To ensure that a thread currently holding a biased lock does not lose the lock, the Java virtual machine needs to traverse the Java stack of all threads, find instances of that class that have been locked, and increment the epoch value in their tag field by one. This operation requires all threads to be in the safe point state.
If the total number of undo than another threshold (corresponding to the Java virtual machine parameters – XX: BiasedLockingBulkRevokeThreshold, the default value is 40), then the Java virtual opportunity to think this class is no longer suitable for biased locking. At this point, the Java virtual machine unlocks the biased lock of the class instance and sets the lightweight lock directly for the class instance during subsequent locking.
conclusion
This paper introduces the implementation of synchronized keyword in Java virtual machine. According to the cost from high to low, it can be divided into three types: heavyweight lock, lightweight lock and biased lock.
Heavyweight locks block and wake up the thread requesting the lock. It works when multiple threads are competing for the same lock. The Java virtual machine adopts adaptive spin to prevent threads from blocking and waking up in the face of very small blocks of synchronized code.

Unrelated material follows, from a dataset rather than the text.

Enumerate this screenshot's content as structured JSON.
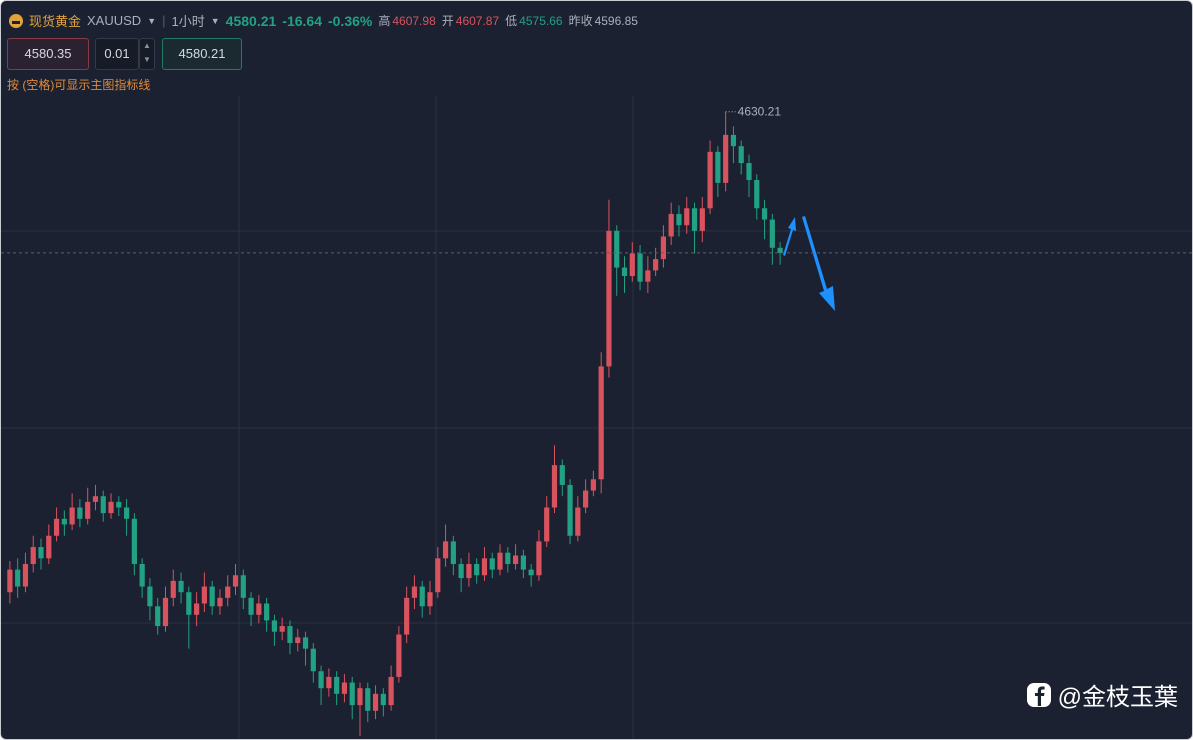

Lightweight lock uses CAS operation to replace the marker field of the lock object with a pointer pointing to a space on the current thread stack where the original marker field of the lock object is stored. It applies to the case where multiple threads apply for the same lock at different times.
Biased locking only takes the CAS operation on the first request, recording the address of the current thread in the tag field of the lock object. Later in the run, the lock operation of the thread holding the bias lock is returned directly. It works when the lock is only held by the same thread.
As a practical part of this article, we verify an anecdotal claim that calling Object.hashcode () closes biased locks on this Object.
You can use parameters – XX: + PrintBiasedLockingStatistics to print the number of all kinds of locks. Because of C2 use is another parameter – XX: + PrintPreciseBiasedLockingStatistics, so you can limit the Java virtual machine only use C1 to instantaneous compiling (corresponding parameters – XX: TieredStopAtLevel = 1).